The actors in “The Lightning Thief” advised students to take initiative, seek opportunities and ultimately be themselves if they seek to pursue professional acting careers.


Usually, when I see a Broadway show, I am surrounded by mostly older, wealthier white couples, even when seeing works of theater meant for younger and minority audiences. However, at “The Lightning Thief” on Broadway’s college talkback night, I was among people my age and children attending with their families, and there was a noticeable amount of diversity. I heard a boy tell his parents how the show was going to recreate the part of the book where Cherry Coke falls from the sky. There was this unifying love among the audience for Percy Jackson, theater or both. 

The high energy in the crowd definitely added to the actors’ energy onstage as well. The show itself is amazing. It tells the cute, hilarious, yet moving story about a group of misfit demigod teens banding together to take on whatever monsters and quests come their way. It is a show made solely to bring joy to its audiences, and it definitely succeeds in doing so. 

Those who stayed for the talkback were a mixture of performance, tech, business management, and non-theater majors. It was mostly college students, but a few high schoolers and graduates were sprinkled among the crowd. The cast members that stayed to answer questions were Chris McCarrell (Percy Jackson), Jorrel Javier (Grover, Mr. D), Kristin Stokes (Annabeth), Ryan Knowles (Chiron and others) and Sam Leicht (Percy and Luke’s understudy), along with composer Rob Rokicki. They answered a range of questions from how the stage design and music styles were decided for each character, to how all of those sounds are made with a five-person pit band, to how many rolls of single-ply toilet paper they go through per show (the answer is seven, and they’re all recycled). 

They were asked about the most important lessons they learned both from their college and post-college experiences. Knowles emphasized that whatever job you get, follow people with the most experience and learn from them. McCarrell talked about how auditions for a show in college in a low-populated area and auditions in a big city require completely different approaches. He said the benefits of being in a big city is that there are opportunities everywhere and much more ablility to refine your work to what you want to focus on.

Rokicki talked about the importance of technology such as YouTube and how to use it for exposure.

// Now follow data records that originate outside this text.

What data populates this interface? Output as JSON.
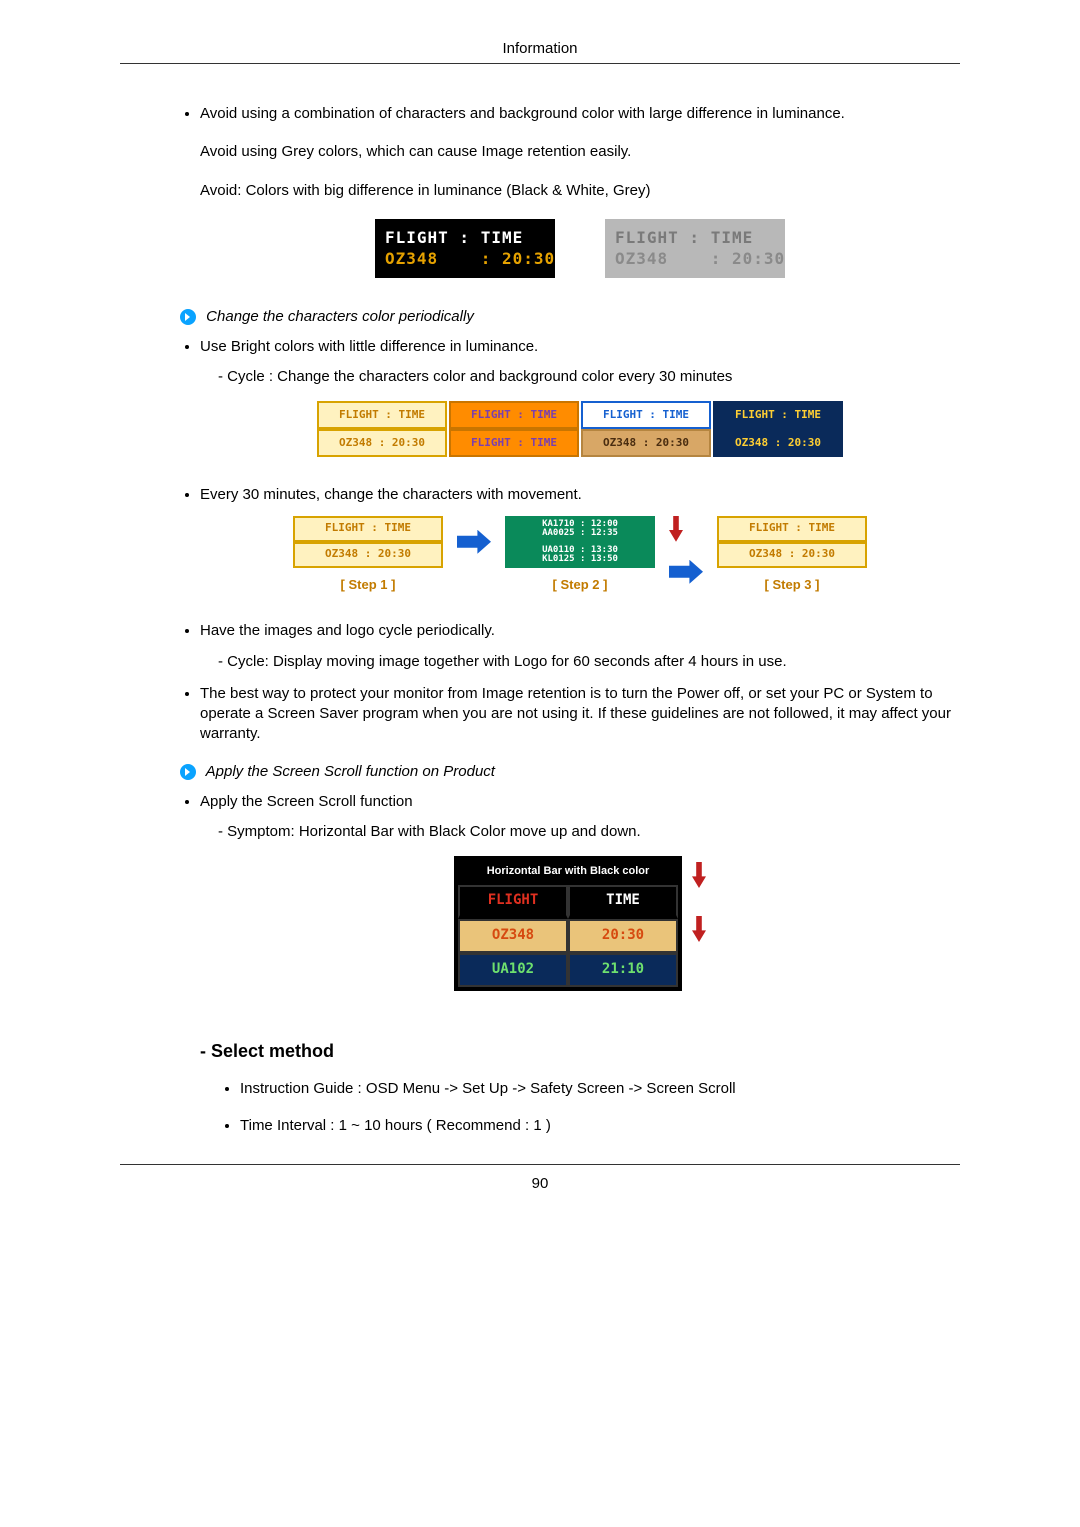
{
  "header": {
    "title": "Information"
  },
  "body": {
    "p1": "Avoid using a combination of characters and background color with large difference in luminance.",
    "p2": "Avoid using Grey colors, which can cause Image retention easily.",
    "p3": "Avoid: Colors with big difference in luminance (Black & White, Grey)",
    "flight_sample": {
      "row1": "FLIGHT : TIME",
      "row2": "OZ348    : 20:30"
    },
    "sec1_title": "Change the characters color periodically",
    "li_bright": "Use Bright colors with little difference in luminance.",
    "li_bright_sub": "- Cycle : Change the characters color and background color every 30 minutes",
    "cycle_cells": {
      "a": "FLIGHT : TIME",
      "b": "OZ348    : 20:30",
      "c": "FLIGHT : TIME",
      "d": "FLIGHT : TIME",
      "e": "OZ348    : 20:30",
      "f": "OZ348    : 20:30"
    },
    "li_move": "Every 30 minutes, change the characters with movement.",
    "steps": {
      "s1": "[ Step 1 ]",
      "s2": "[ Step 2 ]",
      "s3": "[ Step 3 ]",
      "green_a": "KA1710 : 12:00",
      "green_b": "AA0025 : 12:35",
      "green_c": "UA0110 : 13:30",
      "green_d": "KL0125 : 13:50"
    },
    "li_logo": "Have the images and logo cycle periodically.",
    "li_logo_sub": "- Cycle: Display moving image together with Logo for 60 seconds after 4 hours in use.",
    "li_best": "The best way to protect your monitor from Image retention is to turn the Power off, or set your PC or System to operate a Screen Saver program when you are not using it. If these guidelines are not followed, it may affect your warranty.",
    "sec2_title": "Apply the Screen Scroll function on Product",
    "li_apply": "Apply the Screen Scroll function",
    "li_apply_sub": "- Symptom: Horizontal Bar with Black Color move up and down.",
    "scroll_table": {
      "caption": "Horizontal Bar with Black color",
      "r1a": "FLIGHT",
      "r1b": "TIME",
      "r2a": "OZ348",
      "r2b": "20:30",
      "r3a": "UA102",
      "r3b": "21:10"
    },
    "select_method": "- Select method",
    "sub1": "Instruction Guide : OSD Menu -> Set Up -> Safety Screen -> Screen Scroll",
    "sub2": "Time Interval : 1 ~ 10 hours ( Recommend : 1 )"
  },
  "footer": {
    "page_number": "90"
  }
}
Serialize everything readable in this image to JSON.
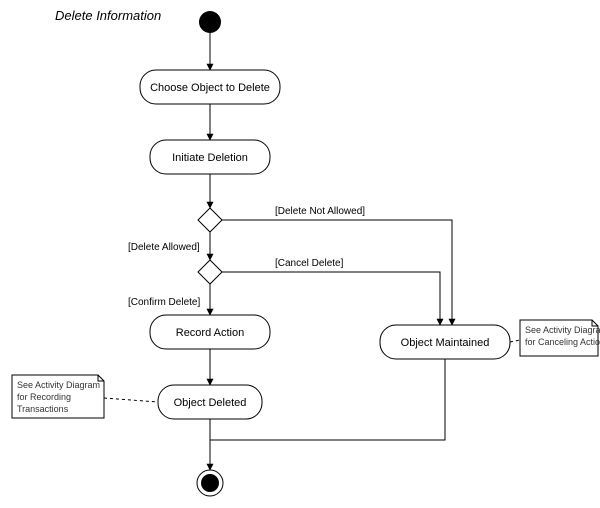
{
  "title": "Delete Information",
  "nodes": {
    "choose": "Choose Object to Delete",
    "initiate": "Initiate Deletion",
    "record": "Record Action",
    "deleted": "Object Deleted",
    "maintained": "Object Maintained"
  },
  "guards": {
    "delete_not_allowed": "[Delete Not Allowed]",
    "delete_allowed": "[Delete Allowed]",
    "cancel_delete": "[Cancel Delete]",
    "confirm_delete": "[Confirm Delete]"
  },
  "notes": {
    "record_note_l1": "See Activity Diagram",
    "record_note_l2": "for Recording",
    "record_note_l3": "Transactions",
    "maint_note_l1": "See Activity Diagram",
    "maint_note_l2": "for Canceling Actions"
  }
}
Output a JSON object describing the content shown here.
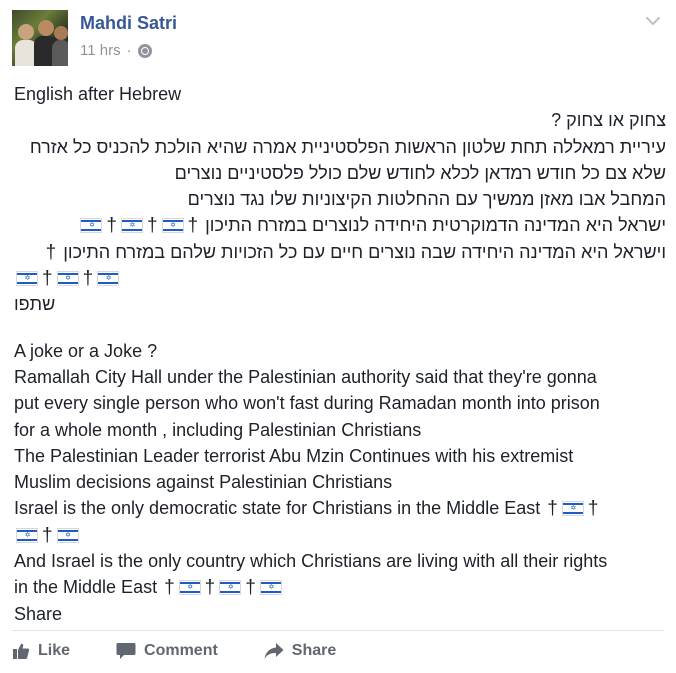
{
  "post": {
    "author": "Mahdi Satri",
    "timestamp": "11 hrs",
    "privacy_icon": "globe-icon",
    "menu_icon": "chevron-down-icon"
  },
  "content": {
    "intro": "English after Hebrew",
    "hebrew_title": "צחוק או צחוק ?",
    "hebrew_lines": [
      "עיריית רמאללה תחת שלטון הראשות הפלסטיניית אמרה שהיא הולכת להכניס כל אזרח",
      "שלא צם כל חודש רמדאן לכלא לחודש שלם כולל פלסטיניים נוצרים",
      "המחבל אבו מאזן ממשיך עם ההחלטות הקיצוניות שלו נגד נוצרים",
      "ישראל היא המדינה הדמוקרטית היחידה לנוצרים במזרח התיכון",
      "וישראל היא המדינה היחידה שבה נוצרים חיים עם כל הזכויות שלהם במזרח התיכון"
    ],
    "hebrew_share": "שתפו",
    "english_title": "A joke or a Joke ?",
    "english_lines": [
      "Ramallah City Hall under the Palestinian authority said that they're gonna",
      "put every single person who won't fast during Ramadan month into prison",
      "for a whole month , including Palestinian Christians",
      "The Palestinian Leader terrorist Abu Mzin Continues with his extremist",
      "Muslim decisions against Palestinian Christians",
      "Israel is the only democratic state for Christians in the Middle East",
      "And Israel is the only country which Christians are living with all their rights",
      "in the Middle East"
    ],
    "english_share": "Share",
    "cross_glyph": "†"
  },
  "actions": {
    "like": "Like",
    "comment": "Comment",
    "share": "Share"
  },
  "colors": {
    "author": "#365899",
    "meta": "#90949c",
    "text": "#1d2129",
    "action": "#616770",
    "flag_blue": "#1e5bc6"
  }
}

Javier and Stokes touched upon how important it is to run oneself like a business. Javier advised students to be humble, but be confident in their abilities and take initiative, because no one else will do it for them.

The last question they were asked was: If they were sitting in the audience that night, what they would have wanted to hear from these Broadway actors? Javier started off with believing that you are enough, and always being the most authentic version of yourself, even if you don’t see other people who look like you on stage yet, which can make it that much harder. 

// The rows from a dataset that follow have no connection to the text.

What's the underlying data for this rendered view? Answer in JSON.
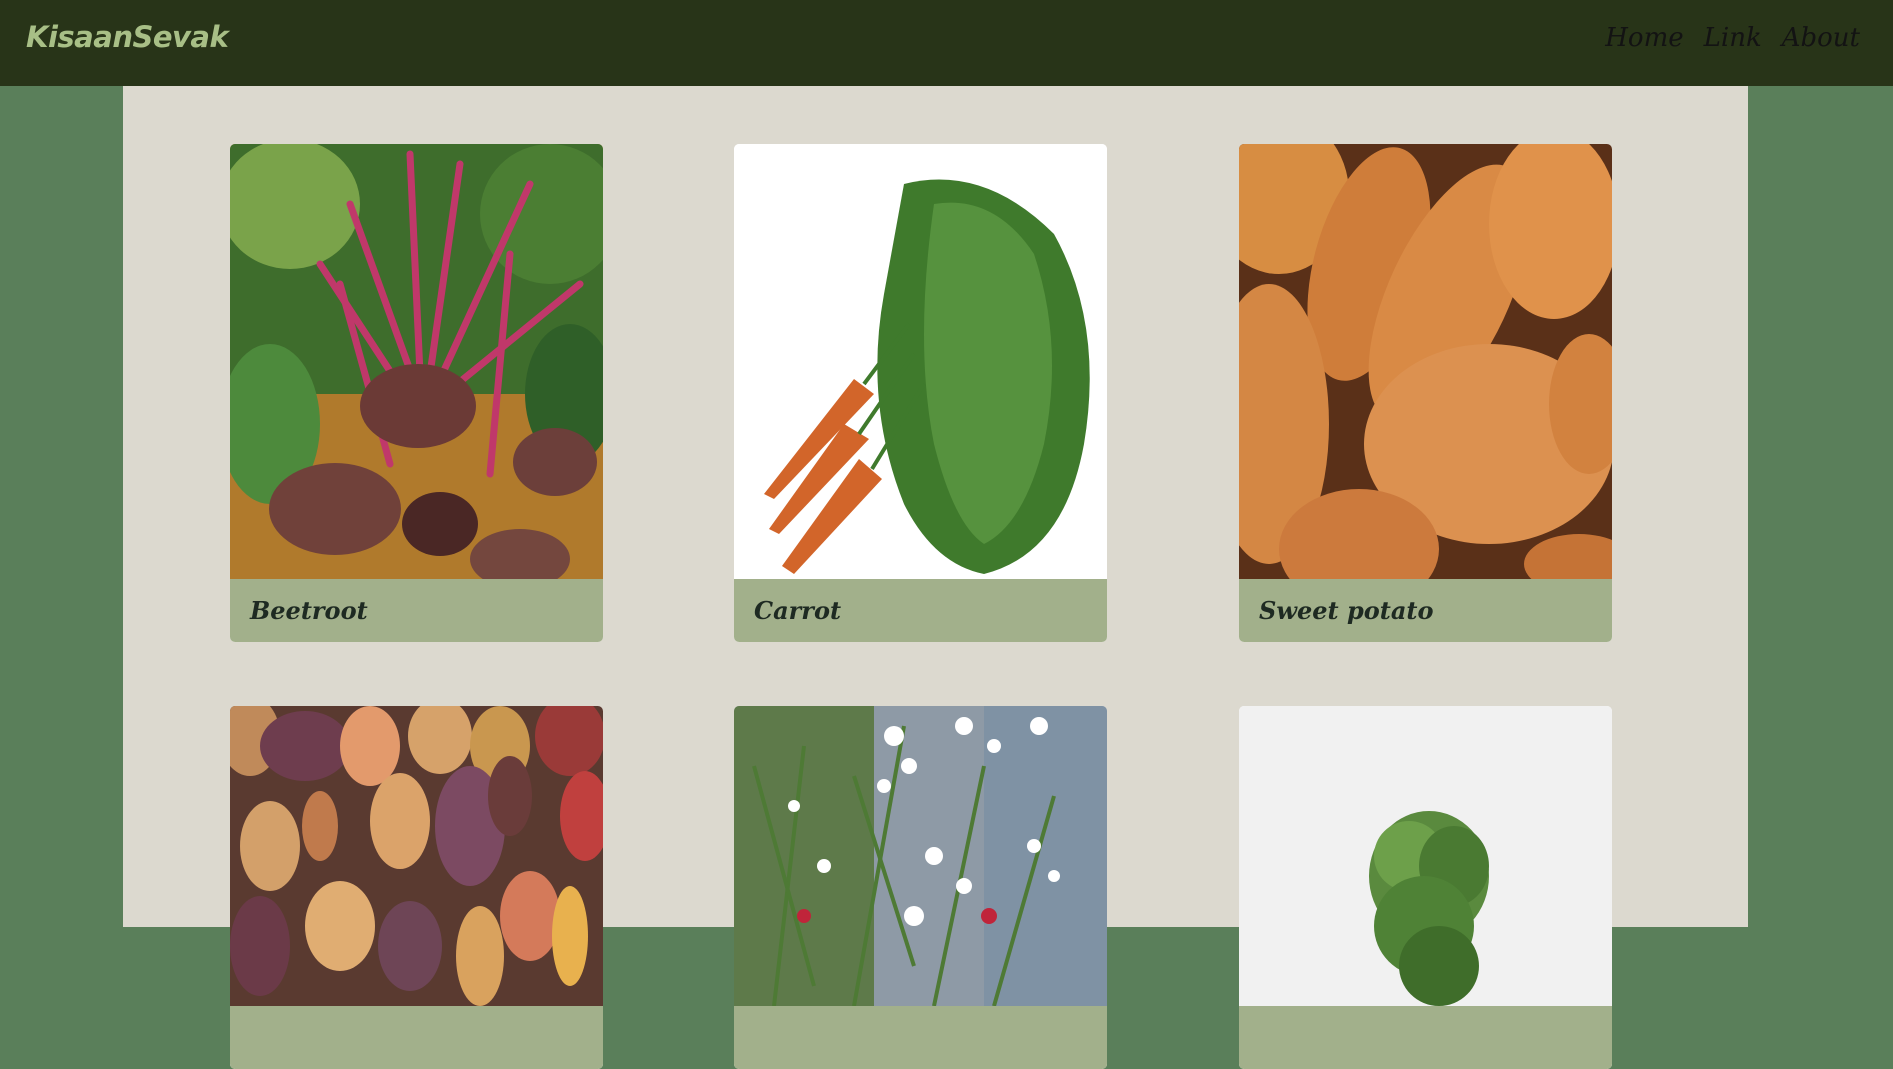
{
  "navbar": {
    "brand": "KisaanSevak",
    "links": [
      "Home",
      "Link",
      "About"
    ]
  },
  "cards": [
    {
      "label": "Beetroot",
      "image": "beetroot-photo"
    },
    {
      "label": "Carrot",
      "image": "carrot-photo"
    },
    {
      "label": "Sweet potato",
      "image": "sweet-potato-photo"
    },
    {
      "label": "",
      "image": "potatoes-photo"
    },
    {
      "label": "",
      "image": "flowering-plant-photo"
    },
    {
      "label": "",
      "image": "leafy-greens-photo"
    }
  ]
}
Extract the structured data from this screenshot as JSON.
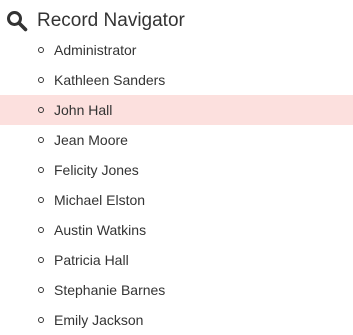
{
  "header": {
    "title": "Record Navigator",
    "icon": "search-icon"
  },
  "colors": {
    "selected_background": "#fce0de",
    "text": "#333333"
  },
  "records": [
    {
      "name": "Administrator",
      "selected": false
    },
    {
      "name": "Kathleen Sanders",
      "selected": false
    },
    {
      "name": "John Hall",
      "selected": true
    },
    {
      "name": "Jean Moore",
      "selected": false
    },
    {
      "name": "Felicity Jones",
      "selected": false
    },
    {
      "name": "Michael Elston",
      "selected": false
    },
    {
      "name": "Austin Watkins",
      "selected": false
    },
    {
      "name": "Patricia Hall",
      "selected": false
    },
    {
      "name": "Stephanie Barnes",
      "selected": false
    },
    {
      "name": "Emily Jackson",
      "selected": false
    }
  ]
}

Stokes emphasized that there is no one road to get to where you want to be, and you can never predict the road. She said to know what your goal is, she said, and say yes to all opportunities that will help you in any sort of way possible. Knowles said not to focus on other people’s successes, but accept who you are and what you want to do, and surround yourself with people who love you.

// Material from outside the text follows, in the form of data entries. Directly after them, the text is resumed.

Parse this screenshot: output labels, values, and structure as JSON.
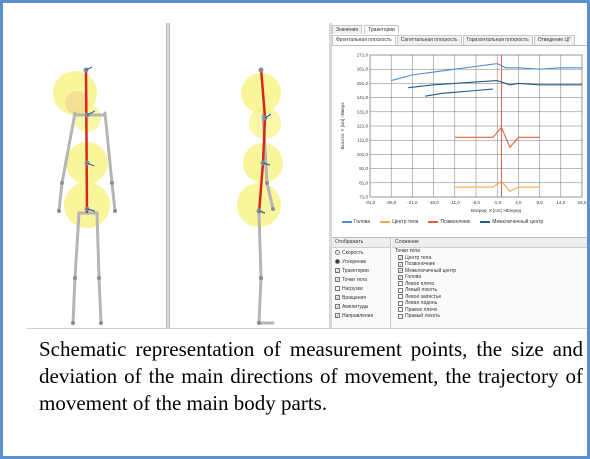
{
  "tabs_top": [
    "Значения",
    "Траектории"
  ],
  "tabs_plane": [
    "Фронтальная плоскость",
    "Сагиттальная плоскость",
    "Горизонтальная плоскость",
    "Отведение ЦГ"
  ],
  "colors": {
    "border": "#5b8fd1",
    "head": "#4f8fd8",
    "center": "#f2a84a",
    "spine": "#e0643a",
    "intercenter": "#1f5c8a",
    "zone": "#f7f27a"
  },
  "chart_data": {
    "type": "line",
    "xlabel": "Вперед: X [cm] >Вперед",
    "ylabel": "Высота: Y [cm] >Вверх",
    "x_ticks": [
      "-31,0",
      "-26,0",
      "-21,0",
      "-16,0",
      "-11,0",
      "-6,0",
      "-1,0",
      "4,0",
      "9,0",
      "14,0",
      "19,0"
    ],
    "y_ticks": [
      "171,0",
      "161,0",
      "151,0",
      "141,0",
      "131,0",
      "121,0",
      "111,0",
      "101,0",
      "91,0",
      "81,0",
      "71,0"
    ],
    "xlim": [
      -31,
      19
    ],
    "ylim": [
      71,
      171
    ],
    "grid": true,
    "series": [
      {
        "name": "Голова",
        "color": "#4f8fd8",
        "x": [
          -26,
          -21,
          -16,
          -11,
          -6,
          -1,
          1,
          4,
          9,
          14,
          19
        ],
        "y": [
          153,
          157,
          159,
          161,
          163,
          165,
          162,
          162,
          161,
          162,
          162
        ]
      },
      {
        "name": "Межключичный центр",
        "color": "#1f5c8a",
        "x": [
          -22,
          -16,
          -11,
          -6,
          -1,
          2,
          4,
          9,
          14,
          19
        ],
        "y": [
          148,
          150,
          151,
          152,
          153,
          150,
          151,
          150,
          150,
          150
        ]
      },
      {
        "name": "Межключичный центр",
        "color": "#1f5c8a",
        "x": [
          -18,
          -14,
          -10,
          -6,
          -2
        ],
        "y": [
          142,
          144,
          145,
          146,
          147
        ]
      },
      {
        "name": "Позвоночник",
        "color": "#e0643a",
        "x": [
          -11,
          -6,
          -2,
          0,
          2,
          4,
          9
        ],
        "y": [
          113,
          113,
          113,
          120,
          106,
          113,
          113
        ]
      },
      {
        "name": "Центр тела",
        "color": "#f2a84a",
        "x": [
          -11,
          -6,
          -2,
          0,
          2,
          4,
          9
        ],
        "y": [
          78,
          78,
          78,
          82,
          75,
          78,
          78
        ]
      }
    ]
  },
  "legend": [
    "Голова",
    "Центр тела",
    "Позвоночник",
    "Межключичный центр"
  ],
  "options": {
    "header": "Отображать",
    "radios": [
      {
        "label": "Скорость",
        "checked": false
      },
      {
        "label": "Ускорение",
        "checked": true
      }
    ],
    "checks": [
      {
        "label": "Траектории",
        "checked": true
      },
      {
        "label": "Точки тела",
        "checked": true
      },
      {
        "label": "Нагрузки",
        "checked": false
      },
      {
        "label": "Вращения",
        "checked": true
      },
      {
        "label": "Амплитуды",
        "checked": true
      },
      {
        "label": "Направления",
        "checked": true
      }
    ]
  },
  "list": {
    "header": "Сложение",
    "root": "Точки тела",
    "items": [
      {
        "label": "Центр тела",
        "checked": true
      },
      {
        "label": "Позвоночник",
        "checked": true
      },
      {
        "label": "Межключичный центр",
        "checked": true
      },
      {
        "label": "Голова",
        "checked": true
      },
      {
        "label": "Левое плечо",
        "checked": false
      },
      {
        "label": "Левый локоть",
        "checked": false
      },
      {
        "label": "Левое запястье",
        "checked": false
      },
      {
        "label": "Левая ладонь",
        "checked": false
      },
      {
        "label": "Правое плечо",
        "checked": false
      },
      {
        "label": "Правый локоть",
        "checked": false
      }
    ]
  },
  "caption": "Schematic representation of measurement points, the size and deviation of the main directions of movement, the trajectory of movement of the main body parts."
}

Rockiki and McCarrell ended by saying Broadway is not this strict, well-oiled machine, but absolutely accessible, and that putting in hard work and being your authentic self are the best methods of getting there. Finally, Leicht brought up that it’s okay to look for survival jobs and hobbies that you actually like to do on the side or when needed. The main lessons that the cast wanted students to take with them are that they should never sell themselves short and that if they put in the work and truly love what they do, that work will pay off, even though it may be in unexpected ways.